Situated near the Division of Applied Mathematics, the recently completed Brown University Engineering Research Center (ERC) makes collaboration and transparency fundamental to the University's expansion of research and teaching.
Occupying 80,000 sq. ft. on Brown's campus in Providence, Rhode Island, the ERC is newly constructed, built for nanoscale and biomedical engineering, along with growing research in renewable energy and environmental engineering among other fields. Across the three floors, the ERC is home to fifteen faculty research groups, twenty research associates and eighty graduate students. The building includes state-of-the-art research labs and a calculated mix of shared spaces to maximize cross-collaboration.
Planning began five years ago, around the time Brown noticed a significant growth of undergraduate and graduate students in the School of Engineering. The University recognized the need to accommodate an expanding research and teaching enterprise. With the ERC, the goal was to develop an innovative, world-class research facility that would drive both formal and informal collaboration. Rather than simply needing more space, the School of Engineering sought out intelligently planned space that would facilitate the development and cross-pollination of new ideas.

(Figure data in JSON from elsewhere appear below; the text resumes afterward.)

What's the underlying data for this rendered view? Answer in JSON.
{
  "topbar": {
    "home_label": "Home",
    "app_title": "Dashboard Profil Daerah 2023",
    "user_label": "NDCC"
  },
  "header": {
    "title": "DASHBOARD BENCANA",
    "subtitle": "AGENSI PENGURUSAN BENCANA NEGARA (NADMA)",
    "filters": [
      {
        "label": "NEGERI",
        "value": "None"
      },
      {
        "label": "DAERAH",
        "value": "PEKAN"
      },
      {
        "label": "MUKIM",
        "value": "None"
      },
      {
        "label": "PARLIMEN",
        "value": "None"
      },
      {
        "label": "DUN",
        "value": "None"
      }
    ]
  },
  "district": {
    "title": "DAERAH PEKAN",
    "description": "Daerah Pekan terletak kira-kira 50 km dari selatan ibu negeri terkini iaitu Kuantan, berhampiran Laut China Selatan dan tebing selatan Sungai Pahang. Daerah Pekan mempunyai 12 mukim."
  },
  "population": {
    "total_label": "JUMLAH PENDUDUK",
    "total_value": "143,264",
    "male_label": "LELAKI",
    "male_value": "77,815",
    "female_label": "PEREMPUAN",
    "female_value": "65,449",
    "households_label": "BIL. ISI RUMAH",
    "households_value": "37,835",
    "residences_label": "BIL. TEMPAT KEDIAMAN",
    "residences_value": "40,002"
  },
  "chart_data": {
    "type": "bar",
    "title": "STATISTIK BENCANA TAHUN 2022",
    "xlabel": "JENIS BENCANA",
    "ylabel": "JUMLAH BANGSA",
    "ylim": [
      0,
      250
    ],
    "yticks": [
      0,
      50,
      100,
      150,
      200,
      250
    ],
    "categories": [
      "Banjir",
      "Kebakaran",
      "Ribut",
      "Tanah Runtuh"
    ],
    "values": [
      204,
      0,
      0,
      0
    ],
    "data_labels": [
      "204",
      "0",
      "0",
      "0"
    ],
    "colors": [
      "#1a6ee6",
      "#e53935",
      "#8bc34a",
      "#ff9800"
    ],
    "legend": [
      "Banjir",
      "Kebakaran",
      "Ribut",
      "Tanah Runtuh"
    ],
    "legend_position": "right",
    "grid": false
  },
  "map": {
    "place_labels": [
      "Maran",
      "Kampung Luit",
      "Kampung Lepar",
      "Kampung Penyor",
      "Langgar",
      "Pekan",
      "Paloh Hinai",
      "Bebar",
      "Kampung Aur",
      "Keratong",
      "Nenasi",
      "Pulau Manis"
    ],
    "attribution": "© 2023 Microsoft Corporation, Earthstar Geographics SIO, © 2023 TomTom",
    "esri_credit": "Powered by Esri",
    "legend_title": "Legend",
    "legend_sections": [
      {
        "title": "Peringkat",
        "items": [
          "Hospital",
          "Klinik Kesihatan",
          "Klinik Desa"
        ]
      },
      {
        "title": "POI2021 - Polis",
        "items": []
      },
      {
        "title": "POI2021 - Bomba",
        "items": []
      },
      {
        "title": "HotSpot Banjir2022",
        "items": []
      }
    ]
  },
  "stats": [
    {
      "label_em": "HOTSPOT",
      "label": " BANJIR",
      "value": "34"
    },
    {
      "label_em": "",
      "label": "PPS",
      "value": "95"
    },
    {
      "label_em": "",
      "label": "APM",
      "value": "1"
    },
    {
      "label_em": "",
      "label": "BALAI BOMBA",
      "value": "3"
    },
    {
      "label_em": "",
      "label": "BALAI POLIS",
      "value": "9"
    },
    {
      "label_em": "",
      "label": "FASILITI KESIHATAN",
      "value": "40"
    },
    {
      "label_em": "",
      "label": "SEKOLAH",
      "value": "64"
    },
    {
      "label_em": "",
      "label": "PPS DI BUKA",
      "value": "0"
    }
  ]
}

Brown worked with Philadelphia-based architecture firm, KieranTimberlake and Knoll dealer, Sheehans Office Interiors, to plan a furniture solution that favored open-plan, shared spaces paired with a variety of soft and hard seating suited for multiple types of work. Breakout spaces leverage Interpole by Antenna Design to delineate space and provide writable surfaces for group work. Dividends Horizon X-Base Tables are ideal for round-table meetings or focused work when crowds are minimal.

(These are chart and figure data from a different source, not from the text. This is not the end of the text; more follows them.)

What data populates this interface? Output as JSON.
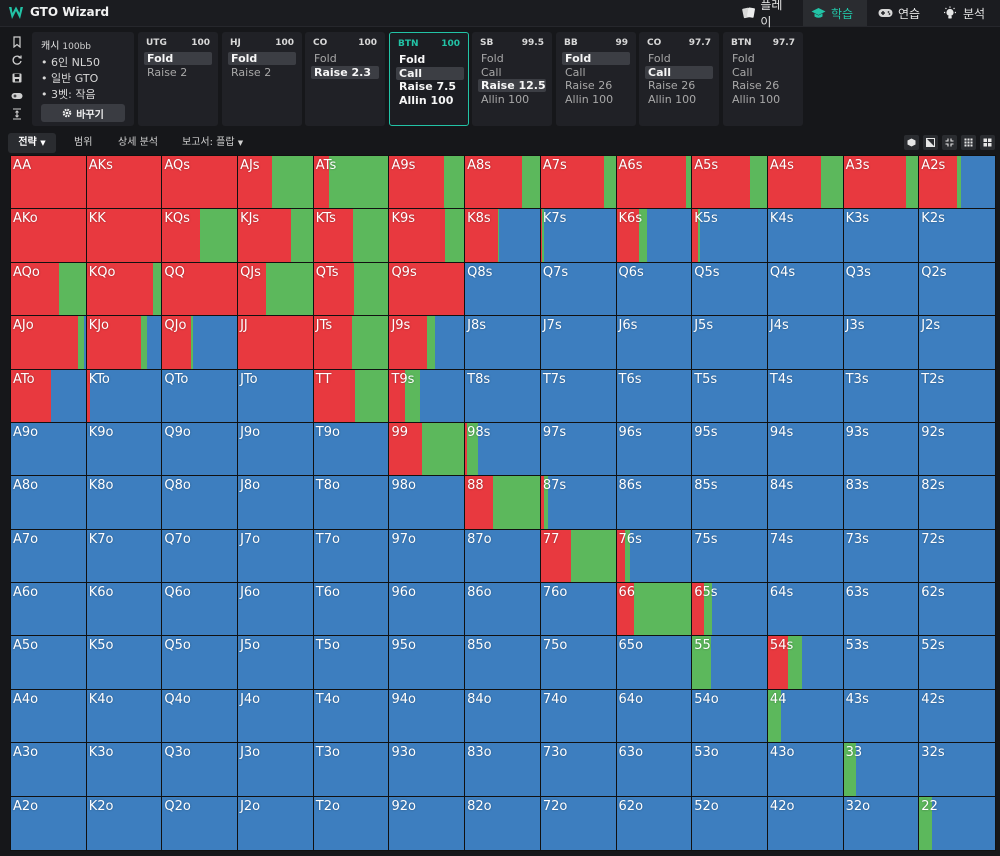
{
  "app": {
    "title": "GTO Wizard"
  },
  "nav": {
    "tabs": [
      {
        "id": "play",
        "label": "플레이",
        "icon": "cards-icon",
        "active": false
      },
      {
        "id": "study",
        "label": "학습",
        "icon": "graduation-cap-icon",
        "active": true
      },
      {
        "id": "practice",
        "label": "연습",
        "icon": "gamepad-icon",
        "active": false
      },
      {
        "id": "analyze",
        "label": "분석",
        "icon": "lightbulb-icon",
        "active": false
      }
    ]
  },
  "rail": {
    "icons": [
      "bookmark-icon",
      "refresh-icon",
      "save-icon",
      "gamepad-icon",
      "align-vertical-icon"
    ]
  },
  "game": {
    "type": "캐시",
    "bb": "100bb",
    "lines": [
      "6인 NL50",
      "일반 GTO",
      "3벳: 작음"
    ],
    "change_label": "바꾸기"
  },
  "positions": [
    {
      "name": "UTG",
      "stack": "100",
      "actions": [
        "Fold",
        "Raise 2"
      ],
      "selected": 0,
      "current": false
    },
    {
      "name": "HJ",
      "stack": "100",
      "actions": [
        "Fold",
        "Raise 2"
      ],
      "selected": 0,
      "current": false
    },
    {
      "name": "CO",
      "stack": "100",
      "actions": [
        "Fold",
        "Raise 2.3"
      ],
      "selected": 1,
      "current": false
    },
    {
      "name": "BTN",
      "stack": "100",
      "actions": [
        "Fold",
        "Call",
        "Raise 7.5",
        "Allin 100"
      ],
      "selected": 1,
      "current": true
    },
    {
      "name": "SB",
      "stack": "99.5",
      "actions": [
        "Fold",
        "Call",
        "Raise 12.5",
        "Allin 100"
      ],
      "selected": 2,
      "current": false
    },
    {
      "name": "BB",
      "stack": "99",
      "actions": [
        "Fold",
        "Call",
        "Raise 26",
        "Allin 100"
      ],
      "selected": 0,
      "current": false
    },
    {
      "name": "CO",
      "stack": "97.7",
      "actions": [
        "Fold",
        "Call",
        "Raise 26",
        "Allin 100"
      ],
      "selected": 1,
      "current": false
    },
    {
      "name": "BTN",
      "stack": "97.7",
      "actions": [
        "Fold",
        "Call",
        "Raise 26",
        "Allin 100"
      ],
      "selected": -1,
      "current": false
    }
  ],
  "subbar": {
    "strategy_label": "전략",
    "range_label": "범위",
    "detail_label": "상세 분석",
    "report_label": "보고서: 플랍",
    "view_icons": [
      "cube-icon",
      "contrast-icon",
      "compress-icon",
      "grid-small-icon",
      "grid-large-icon"
    ]
  },
  "colors": {
    "raise": "#e8393f",
    "call": "#5cb85c",
    "fold": "#3d7ebf",
    "accent": "#22c3a6"
  },
  "hands": [
    [
      "AA",
      "AKs",
      "AQs",
      "AJs",
      "ATs",
      "A9s",
      "A8s",
      "A7s",
      "A6s",
      "A5s",
      "A4s",
      "A3s",
      "A2s"
    ],
    [
      "AKo",
      "KK",
      "KQs",
      "KJs",
      "KTs",
      "K9s",
      "K8s",
      "K7s",
      "K6s",
      "K5s",
      "K4s",
      "K3s",
      "K2s"
    ],
    [
      "AQo",
      "KQo",
      "QQ",
      "QJs",
      "QTs",
      "Q9s",
      "Q8s",
      "Q7s",
      "Q6s",
      "Q5s",
      "Q4s",
      "Q3s",
      "Q2s"
    ],
    [
      "AJo",
      "KJo",
      "QJo",
      "JJ",
      "JTs",
      "J9s",
      "J8s",
      "J7s",
      "J6s",
      "J5s",
      "J4s",
      "J3s",
      "J2s"
    ],
    [
      "ATo",
      "KTo",
      "QTo",
      "JTo",
      "TT",
      "T9s",
      "T8s",
      "T7s",
      "T6s",
      "T5s",
      "T4s",
      "T3s",
      "T2s"
    ],
    [
      "A9o",
      "K9o",
      "Q9o",
      "J9o",
      "T9o",
      "99",
      "98s",
      "97s",
      "96s",
      "95s",
      "94s",
      "93s",
      "92s"
    ],
    [
      "A8o",
      "K8o",
      "Q8o",
      "J8o",
      "T8o",
      "98o",
      "88",
      "87s",
      "86s",
      "85s",
      "84s",
      "83s",
      "82s"
    ],
    [
      "A7o",
      "K7o",
      "Q7o",
      "J7o",
      "T7o",
      "97o",
      "87o",
      "77",
      "76s",
      "75s",
      "74s",
      "73s",
      "72s"
    ],
    [
      "A6o",
      "K6o",
      "Q6o",
      "J6o",
      "T6o",
      "96o",
      "86o",
      "76o",
      "66",
      "65s",
      "64s",
      "63s",
      "62s"
    ],
    [
      "A5o",
      "K5o",
      "Q5o",
      "J5o",
      "T5o",
      "95o",
      "85o",
      "75o",
      "65o",
      "55",
      "54s",
      "53s",
      "52s"
    ],
    [
      "A4o",
      "K4o",
      "Q4o",
      "J4o",
      "T4o",
      "94o",
      "84o",
      "74o",
      "64o",
      "54o",
      "44",
      "43s",
      "42s"
    ],
    [
      "A3o",
      "K3o",
      "Q3o",
      "J3o",
      "T3o",
      "93o",
      "83o",
      "73o",
      "63o",
      "53o",
      "43o",
      "33",
      "32s"
    ],
    [
      "A2o",
      "K2o",
      "Q2o",
      "J2o",
      "T2o",
      "92o",
      "82o",
      "72o",
      "62o",
      "52o",
      "42o",
      "32o",
      "22"
    ]
  ],
  "strategy": {
    "AA": [
      1,
      0
    ],
    "AKs": [
      1,
      0
    ],
    "AQs": [
      1,
      0
    ],
    "AJs": [
      0.45,
      0.55
    ],
    "ATs": [
      0.2,
      0.8
    ],
    "A9s": [
      0.72,
      0.28
    ],
    "A8s": [
      0.75,
      0.25
    ],
    "A7s": [
      0.83,
      0.17
    ],
    "A6s": [
      0.92,
      0.08
    ],
    "A5s": [
      0.77,
      0.23
    ],
    "A4s": [
      0.7,
      0.3
    ],
    "A3s": [
      0.83,
      0.17
    ],
    "A2s": [
      0.5,
      0.05
    ],
    "AKo": [
      1,
      0
    ],
    "KK": [
      1,
      0
    ],
    "KQs": [
      0.5,
      0.5
    ],
    "KJs": [
      0.7,
      0.3
    ],
    "KTs": [
      0.52,
      0.48
    ],
    "K9s": [
      0.73,
      0.27
    ],
    "K8s": [
      0.43,
      0.02
    ],
    "K7s": [
      0.02,
      0.02
    ],
    "K6s": [
      0.3,
      0.1
    ],
    "K5s": [
      0.08,
      0.02
    ],
    "AQo": [
      0.63,
      0.37
    ],
    "KQo": [
      0.88,
      0.12
    ],
    "QQ": [
      1,
      0
    ],
    "QJs": [
      0.37,
      0.63
    ],
    "QTs": [
      0.53,
      0.47
    ],
    "Q9s": [
      1,
      0
    ],
    "AJo": [
      0.88,
      0.08
    ],
    "KJo": [
      0.72,
      0.08
    ],
    "QJo": [
      0.38,
      0.02
    ],
    "JJ": [
      1,
      0
    ],
    "JTs": [
      0.5,
      0.5
    ],
    "J9s": [
      0.5,
      0.1
    ],
    "ATo": [
      0.53,
      0
    ],
    "KTo": [
      0.05,
      0
    ],
    "TT": [
      0.55,
      0.45
    ],
    "T9s": [
      0.2,
      0.2
    ],
    "99": [
      0.43,
      0.57
    ],
    "98s": [
      0.02,
      0.15
    ],
    "88": [
      0.37,
      0.63
    ],
    "87s": [
      0.04,
      0.06
    ],
    "77": [
      0.4,
      0.6
    ],
    "76s": [
      0.11,
      0.07
    ],
    "66": [
      0.23,
      0.77
    ],
    "65s": [
      0.16,
      0.1
    ],
    "55": [
      0,
      0.25
    ],
    "54s": [
      0.27,
      0.18
    ],
    "44": [
      0,
      0.17
    ],
    "33": [
      0,
      0.17
    ],
    "22": [
      0,
      0.17
    ]
  }
}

While research labs are typically laid out according to the types of machines required and so, spatially dense, the team designed the ERC labs to be at their core - collaborative space - utilizing highly flexible furniture. With machinery along the perimeter of a few of the research labs, MultiGeneration by Knoll High Task Chairs make it easy to swivel from the center table to the microscope. Conveying a message of transparent research, large panes of glass line the walls of ERC labs, allowing students walking by to peer in and be inspired.
The team applied the same theme of transparency when planning a section of Antenna Workspaces tables and storage. People passing by can see students solving an equation or working individually, again, creating a virtual exchange of ideas. Antenna Workspaces also provides a clean, minimal look that matches the predominantly steel and glass architecture.
Lastly, a large cafeteria-style space, filled with Dividends Horizons tables and k. lounge offers students and faculty a place to gather over lunch or sit back and disconnect.
Commenting on the completed project, John Cooke, Program Manager, Brown, said, “The flexibility of the Knoll systems we chose allows for students, faculty and staff to collaborate in a way that the Engineering Department didn’t have before this project.” For Brown, the Knoll solution did not only match the overall aesthetic of the ERC, but also provided an ideal platform to spur new ideas and allow individuals to seek new truths.